Artifacts' earthiness. Even our built structures, though they hold us aloft, partake of the Earth's solidity. From the beams of a house to the rubber tires of a bicycle, all materials retain a trace of their ancestry in the "wombish earth," a dark resonance that sustains and feeds things. This pulse can be felt in the thickness of a mattress or the grain of a wooden desk.
Ancient affinity. Our body shares an ancient, irrefutable eros with the sensible presences around us—a kinship that transcends the modern distinction between animate and inanimate matter. This mute layer of bare existence, shared with mountains, forests, and stones, is a constant, often unnoticed, source of nourishment and connection.
3. The Animate Earth: All Things Possess an Expressive Sentience
The inwardly felt sentience of the child is a correlate of the outwardly felt wakefulness of the sky and the steadfast support of the ground, and the willfulness of the caressing wind; it is a concomitant of the animate surroundings.
Child's wisdom. A child's spontaneous affinity with the world reveals that awareness is a ubiquitous quality, not an exclusively human trait. Trees, stones, and birds are not inert but active, expressive subjects, mirroring the child's own developing sentience. This early collusion, if nurtured, deepens into a nuanced respect for the world's manifold life.
Beyond inertness. The modern assumption that rocks are inanimate is a conceptual construct, not a direct sensory experience. To our animal senses, a rock is another body engaged in the world, a "stubborn persistence" against entropy, displaying "wild activity" by its simple presence. It organizes space, calls to other beings, and shelters life.
Van Gogh's vision. The paintings of Vincent van Gogh vividly illustrate this animistic perception. In his canvases, nothing is inert; the landscape breathes, and every presence—cypresses, billiard tables, pebbles, stars—is in vibrant dialogue with its surroundings. His art, born from an inability to abstract his intellect from his body's reality, loosens our senses and re-animates our vision of the world.
4. Reciprocity of Perception: We Are Touched as We Touch
Sensory perception is this ongoing interweavement: the terrain enters into us only to the extent that we allow ourselves to be taken up within that terrain.
Mutual engagement.

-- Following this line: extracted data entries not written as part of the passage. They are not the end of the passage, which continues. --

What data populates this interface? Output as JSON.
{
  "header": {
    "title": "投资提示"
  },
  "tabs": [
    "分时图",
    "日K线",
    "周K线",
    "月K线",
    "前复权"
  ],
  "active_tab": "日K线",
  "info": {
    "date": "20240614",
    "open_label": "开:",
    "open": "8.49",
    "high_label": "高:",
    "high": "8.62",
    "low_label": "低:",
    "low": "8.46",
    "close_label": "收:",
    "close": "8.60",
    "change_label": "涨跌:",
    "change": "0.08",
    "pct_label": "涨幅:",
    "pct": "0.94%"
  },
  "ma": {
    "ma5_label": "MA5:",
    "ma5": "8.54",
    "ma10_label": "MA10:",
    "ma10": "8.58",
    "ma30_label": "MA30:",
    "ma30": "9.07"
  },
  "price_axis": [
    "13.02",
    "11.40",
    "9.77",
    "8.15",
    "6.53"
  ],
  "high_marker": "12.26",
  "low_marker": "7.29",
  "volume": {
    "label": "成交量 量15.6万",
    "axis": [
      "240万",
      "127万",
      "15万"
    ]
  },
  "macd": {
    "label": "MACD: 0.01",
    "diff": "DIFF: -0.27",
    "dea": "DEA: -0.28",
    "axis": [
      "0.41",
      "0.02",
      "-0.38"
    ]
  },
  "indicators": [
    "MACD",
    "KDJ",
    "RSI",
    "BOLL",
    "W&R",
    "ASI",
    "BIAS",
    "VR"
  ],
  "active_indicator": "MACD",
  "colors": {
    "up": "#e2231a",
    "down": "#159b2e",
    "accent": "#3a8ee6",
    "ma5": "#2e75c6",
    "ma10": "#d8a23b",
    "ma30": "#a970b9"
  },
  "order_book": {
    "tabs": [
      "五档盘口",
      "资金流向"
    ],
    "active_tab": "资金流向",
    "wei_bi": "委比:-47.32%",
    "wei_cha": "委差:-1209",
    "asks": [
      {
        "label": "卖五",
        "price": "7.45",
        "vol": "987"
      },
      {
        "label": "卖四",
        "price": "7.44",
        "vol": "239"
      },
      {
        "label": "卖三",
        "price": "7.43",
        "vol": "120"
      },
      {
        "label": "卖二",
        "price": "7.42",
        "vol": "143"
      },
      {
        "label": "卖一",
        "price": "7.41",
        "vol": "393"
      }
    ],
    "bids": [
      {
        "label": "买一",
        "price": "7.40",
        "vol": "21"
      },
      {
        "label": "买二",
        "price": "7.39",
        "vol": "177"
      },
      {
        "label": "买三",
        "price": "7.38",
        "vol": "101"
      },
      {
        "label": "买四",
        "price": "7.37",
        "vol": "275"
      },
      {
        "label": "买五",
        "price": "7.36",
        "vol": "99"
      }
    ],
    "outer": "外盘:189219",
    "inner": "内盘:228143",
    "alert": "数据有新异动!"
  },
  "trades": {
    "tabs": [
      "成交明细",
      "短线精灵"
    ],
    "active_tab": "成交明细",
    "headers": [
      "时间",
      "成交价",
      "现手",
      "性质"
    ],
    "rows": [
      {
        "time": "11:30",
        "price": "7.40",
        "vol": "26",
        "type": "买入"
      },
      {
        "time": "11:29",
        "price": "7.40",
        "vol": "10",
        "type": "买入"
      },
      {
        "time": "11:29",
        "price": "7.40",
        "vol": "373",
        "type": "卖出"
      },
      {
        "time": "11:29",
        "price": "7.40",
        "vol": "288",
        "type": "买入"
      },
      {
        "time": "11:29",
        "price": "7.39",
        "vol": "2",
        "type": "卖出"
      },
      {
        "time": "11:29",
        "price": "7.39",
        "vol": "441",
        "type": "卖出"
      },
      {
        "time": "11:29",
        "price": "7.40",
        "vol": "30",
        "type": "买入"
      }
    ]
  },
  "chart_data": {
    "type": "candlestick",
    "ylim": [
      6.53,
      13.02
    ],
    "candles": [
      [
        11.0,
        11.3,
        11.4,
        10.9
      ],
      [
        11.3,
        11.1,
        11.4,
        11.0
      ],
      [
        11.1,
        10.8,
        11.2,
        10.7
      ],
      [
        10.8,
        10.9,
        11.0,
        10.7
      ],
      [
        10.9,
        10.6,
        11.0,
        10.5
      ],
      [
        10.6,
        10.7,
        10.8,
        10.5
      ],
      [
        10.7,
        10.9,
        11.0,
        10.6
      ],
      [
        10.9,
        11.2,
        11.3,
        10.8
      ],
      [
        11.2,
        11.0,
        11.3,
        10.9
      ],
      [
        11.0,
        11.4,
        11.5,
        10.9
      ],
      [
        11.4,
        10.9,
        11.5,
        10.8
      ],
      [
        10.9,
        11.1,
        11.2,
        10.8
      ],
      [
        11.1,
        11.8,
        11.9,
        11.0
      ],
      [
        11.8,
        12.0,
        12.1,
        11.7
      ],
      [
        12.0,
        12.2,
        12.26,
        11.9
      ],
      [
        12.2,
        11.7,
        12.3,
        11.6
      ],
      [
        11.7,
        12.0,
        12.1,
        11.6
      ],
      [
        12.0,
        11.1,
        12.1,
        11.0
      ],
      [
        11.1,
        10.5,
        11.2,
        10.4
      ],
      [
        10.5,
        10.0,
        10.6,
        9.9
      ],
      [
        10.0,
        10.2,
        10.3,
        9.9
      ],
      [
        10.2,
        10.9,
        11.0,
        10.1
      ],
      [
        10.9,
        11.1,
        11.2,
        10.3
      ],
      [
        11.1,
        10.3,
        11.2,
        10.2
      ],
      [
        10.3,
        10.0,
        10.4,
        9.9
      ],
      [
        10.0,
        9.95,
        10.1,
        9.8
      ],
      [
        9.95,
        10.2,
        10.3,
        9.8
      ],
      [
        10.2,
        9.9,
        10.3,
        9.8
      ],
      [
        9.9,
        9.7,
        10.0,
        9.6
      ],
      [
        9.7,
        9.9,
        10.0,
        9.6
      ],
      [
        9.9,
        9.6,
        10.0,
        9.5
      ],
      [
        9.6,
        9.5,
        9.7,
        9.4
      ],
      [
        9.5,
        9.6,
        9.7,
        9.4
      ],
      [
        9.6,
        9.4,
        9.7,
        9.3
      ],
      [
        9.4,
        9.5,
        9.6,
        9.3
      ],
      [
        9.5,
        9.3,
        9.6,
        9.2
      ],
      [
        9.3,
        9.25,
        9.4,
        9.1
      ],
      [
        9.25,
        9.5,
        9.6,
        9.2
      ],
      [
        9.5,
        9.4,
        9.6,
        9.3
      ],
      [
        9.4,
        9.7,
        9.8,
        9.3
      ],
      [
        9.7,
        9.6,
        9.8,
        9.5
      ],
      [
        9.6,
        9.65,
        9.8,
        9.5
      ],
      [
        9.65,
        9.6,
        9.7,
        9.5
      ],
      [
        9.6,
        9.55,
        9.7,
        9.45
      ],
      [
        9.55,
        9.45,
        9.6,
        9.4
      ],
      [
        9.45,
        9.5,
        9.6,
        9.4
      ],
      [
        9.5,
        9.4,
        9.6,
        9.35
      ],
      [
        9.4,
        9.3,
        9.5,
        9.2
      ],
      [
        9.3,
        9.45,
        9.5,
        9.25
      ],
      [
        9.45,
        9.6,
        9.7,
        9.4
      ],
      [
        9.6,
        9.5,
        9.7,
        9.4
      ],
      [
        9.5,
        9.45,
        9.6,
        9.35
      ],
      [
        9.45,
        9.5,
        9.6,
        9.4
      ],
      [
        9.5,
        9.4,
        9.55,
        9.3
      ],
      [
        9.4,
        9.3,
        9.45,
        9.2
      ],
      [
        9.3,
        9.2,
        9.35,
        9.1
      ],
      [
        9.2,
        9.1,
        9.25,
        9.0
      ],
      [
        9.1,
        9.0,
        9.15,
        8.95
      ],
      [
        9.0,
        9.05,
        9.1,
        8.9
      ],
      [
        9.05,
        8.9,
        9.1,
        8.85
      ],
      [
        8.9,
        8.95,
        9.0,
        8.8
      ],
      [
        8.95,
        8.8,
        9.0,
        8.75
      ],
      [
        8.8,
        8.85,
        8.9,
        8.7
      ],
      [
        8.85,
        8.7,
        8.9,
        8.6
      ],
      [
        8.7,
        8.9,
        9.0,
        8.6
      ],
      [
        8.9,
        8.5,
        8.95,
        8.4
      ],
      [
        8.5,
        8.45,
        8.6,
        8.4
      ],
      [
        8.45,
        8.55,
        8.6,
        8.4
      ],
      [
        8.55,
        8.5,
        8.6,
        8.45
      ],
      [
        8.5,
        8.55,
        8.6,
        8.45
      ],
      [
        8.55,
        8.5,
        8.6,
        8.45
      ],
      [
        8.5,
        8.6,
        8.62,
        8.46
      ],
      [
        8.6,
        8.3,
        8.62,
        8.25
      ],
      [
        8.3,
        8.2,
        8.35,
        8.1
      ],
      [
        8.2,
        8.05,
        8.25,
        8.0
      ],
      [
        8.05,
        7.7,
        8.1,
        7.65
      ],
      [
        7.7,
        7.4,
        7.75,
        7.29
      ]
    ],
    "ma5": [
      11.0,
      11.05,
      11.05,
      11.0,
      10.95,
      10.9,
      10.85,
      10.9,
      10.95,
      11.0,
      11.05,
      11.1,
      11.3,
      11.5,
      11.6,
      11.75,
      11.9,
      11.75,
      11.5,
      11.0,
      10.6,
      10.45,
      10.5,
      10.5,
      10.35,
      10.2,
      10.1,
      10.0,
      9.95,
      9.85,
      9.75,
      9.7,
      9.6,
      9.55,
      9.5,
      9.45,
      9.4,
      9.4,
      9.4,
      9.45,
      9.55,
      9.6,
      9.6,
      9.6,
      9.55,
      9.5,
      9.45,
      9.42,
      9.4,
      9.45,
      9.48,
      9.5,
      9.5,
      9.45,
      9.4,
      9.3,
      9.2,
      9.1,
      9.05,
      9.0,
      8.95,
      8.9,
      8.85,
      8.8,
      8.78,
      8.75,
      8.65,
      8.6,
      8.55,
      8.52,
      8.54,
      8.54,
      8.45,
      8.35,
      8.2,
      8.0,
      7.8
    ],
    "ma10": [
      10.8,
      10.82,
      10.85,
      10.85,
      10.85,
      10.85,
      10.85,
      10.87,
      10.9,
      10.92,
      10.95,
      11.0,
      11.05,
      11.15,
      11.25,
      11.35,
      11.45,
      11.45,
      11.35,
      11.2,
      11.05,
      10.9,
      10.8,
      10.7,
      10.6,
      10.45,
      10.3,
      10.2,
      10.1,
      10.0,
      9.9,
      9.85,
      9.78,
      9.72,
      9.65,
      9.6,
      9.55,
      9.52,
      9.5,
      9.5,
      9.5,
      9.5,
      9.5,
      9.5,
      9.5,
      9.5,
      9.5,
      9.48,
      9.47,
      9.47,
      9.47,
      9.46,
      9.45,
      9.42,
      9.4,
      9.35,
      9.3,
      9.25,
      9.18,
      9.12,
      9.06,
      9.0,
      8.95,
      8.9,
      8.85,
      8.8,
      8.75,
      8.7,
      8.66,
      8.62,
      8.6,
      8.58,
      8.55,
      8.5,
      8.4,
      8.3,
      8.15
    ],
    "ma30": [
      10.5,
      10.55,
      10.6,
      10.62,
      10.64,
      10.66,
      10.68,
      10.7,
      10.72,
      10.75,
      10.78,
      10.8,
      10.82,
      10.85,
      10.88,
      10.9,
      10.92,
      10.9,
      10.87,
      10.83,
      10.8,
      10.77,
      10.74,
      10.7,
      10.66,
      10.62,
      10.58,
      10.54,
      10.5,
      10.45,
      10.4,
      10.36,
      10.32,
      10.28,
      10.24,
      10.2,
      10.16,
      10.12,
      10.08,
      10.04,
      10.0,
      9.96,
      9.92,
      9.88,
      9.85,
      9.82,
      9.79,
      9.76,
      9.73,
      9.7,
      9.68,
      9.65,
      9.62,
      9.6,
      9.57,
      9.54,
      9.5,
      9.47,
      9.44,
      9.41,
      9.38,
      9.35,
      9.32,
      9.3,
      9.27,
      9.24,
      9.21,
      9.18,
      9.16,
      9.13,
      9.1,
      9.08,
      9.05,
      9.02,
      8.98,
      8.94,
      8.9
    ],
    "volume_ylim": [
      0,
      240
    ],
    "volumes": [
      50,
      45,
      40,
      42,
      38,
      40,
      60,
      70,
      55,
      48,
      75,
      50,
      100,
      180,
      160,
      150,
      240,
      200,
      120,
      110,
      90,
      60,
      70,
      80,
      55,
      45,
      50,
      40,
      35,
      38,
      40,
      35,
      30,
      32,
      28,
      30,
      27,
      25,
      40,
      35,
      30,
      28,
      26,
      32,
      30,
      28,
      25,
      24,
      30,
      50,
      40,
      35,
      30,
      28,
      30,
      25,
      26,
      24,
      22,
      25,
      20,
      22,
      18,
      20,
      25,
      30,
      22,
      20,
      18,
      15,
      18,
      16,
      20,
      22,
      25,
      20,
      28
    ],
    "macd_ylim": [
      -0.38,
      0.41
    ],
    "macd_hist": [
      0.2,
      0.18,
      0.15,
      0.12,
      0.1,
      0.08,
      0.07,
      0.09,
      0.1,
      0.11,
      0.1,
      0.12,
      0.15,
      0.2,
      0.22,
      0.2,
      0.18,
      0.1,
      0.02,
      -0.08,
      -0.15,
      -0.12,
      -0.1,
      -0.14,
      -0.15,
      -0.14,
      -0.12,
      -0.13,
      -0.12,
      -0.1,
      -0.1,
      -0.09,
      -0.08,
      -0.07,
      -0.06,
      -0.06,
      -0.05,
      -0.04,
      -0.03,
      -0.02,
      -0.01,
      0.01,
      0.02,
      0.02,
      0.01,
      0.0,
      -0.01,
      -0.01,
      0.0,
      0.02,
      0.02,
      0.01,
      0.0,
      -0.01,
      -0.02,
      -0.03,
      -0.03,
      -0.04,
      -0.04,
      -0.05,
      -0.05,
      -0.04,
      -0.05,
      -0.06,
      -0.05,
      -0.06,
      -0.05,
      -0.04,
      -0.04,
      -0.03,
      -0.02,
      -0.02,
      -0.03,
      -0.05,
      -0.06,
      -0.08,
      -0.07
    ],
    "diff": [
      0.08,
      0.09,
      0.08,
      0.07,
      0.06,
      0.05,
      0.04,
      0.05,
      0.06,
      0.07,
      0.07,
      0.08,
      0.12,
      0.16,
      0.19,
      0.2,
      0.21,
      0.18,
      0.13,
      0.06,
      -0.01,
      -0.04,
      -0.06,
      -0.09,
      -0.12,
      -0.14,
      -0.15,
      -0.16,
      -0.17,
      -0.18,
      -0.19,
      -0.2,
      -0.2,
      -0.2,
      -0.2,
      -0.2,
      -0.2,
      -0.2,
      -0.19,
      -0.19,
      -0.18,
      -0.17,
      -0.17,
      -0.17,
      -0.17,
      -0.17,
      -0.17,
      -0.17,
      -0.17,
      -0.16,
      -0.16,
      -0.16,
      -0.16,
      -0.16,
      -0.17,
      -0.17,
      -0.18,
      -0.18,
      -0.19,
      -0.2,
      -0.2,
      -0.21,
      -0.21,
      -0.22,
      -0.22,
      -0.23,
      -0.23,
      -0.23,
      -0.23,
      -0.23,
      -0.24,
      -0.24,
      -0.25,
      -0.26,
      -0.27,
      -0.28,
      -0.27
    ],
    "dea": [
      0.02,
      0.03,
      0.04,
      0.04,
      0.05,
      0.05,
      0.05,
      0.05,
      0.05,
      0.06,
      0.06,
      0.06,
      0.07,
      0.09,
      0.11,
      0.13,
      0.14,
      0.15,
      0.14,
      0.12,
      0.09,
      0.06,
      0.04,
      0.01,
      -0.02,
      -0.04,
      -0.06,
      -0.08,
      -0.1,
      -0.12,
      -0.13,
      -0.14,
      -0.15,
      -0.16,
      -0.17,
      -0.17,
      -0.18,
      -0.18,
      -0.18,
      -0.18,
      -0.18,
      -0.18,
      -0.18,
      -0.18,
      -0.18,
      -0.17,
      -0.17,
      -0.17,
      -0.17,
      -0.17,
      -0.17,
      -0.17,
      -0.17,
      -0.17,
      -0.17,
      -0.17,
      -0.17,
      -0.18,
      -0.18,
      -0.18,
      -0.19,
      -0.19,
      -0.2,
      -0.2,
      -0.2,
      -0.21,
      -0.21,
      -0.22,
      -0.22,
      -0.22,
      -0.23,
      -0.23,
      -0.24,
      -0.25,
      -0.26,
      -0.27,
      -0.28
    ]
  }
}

Perception is not a one-way street where we passively observe. It is a reciprocal exchange: when we touch a leaf, the leaf also touches us; when we gaze at a hillside, we feel ourselves seen by it. This vulnerability to the world is the very structure of sensory experience.
Embodied listening. Our bare feet on the soil receive directives from the ground, and in turn, the ground feels our steps. Our skin, porous and permeable, is constantly sampled by the breeze, which also takes a mold of our shifting shape. This ongoing, improvised dance with the sensuous medium that enfolds us leads to a new elegance in our actions.
Gift economy of life. As omnivores, we are entwined in a great gift economy where each life partakes of others and gives of itself in return. If we ingest the land's nourishment through our mouths, it is because we, too, are edible. The mosquito drawing blood is a humbling reminder of our membership in this web of interdependence, as both eater and eaten.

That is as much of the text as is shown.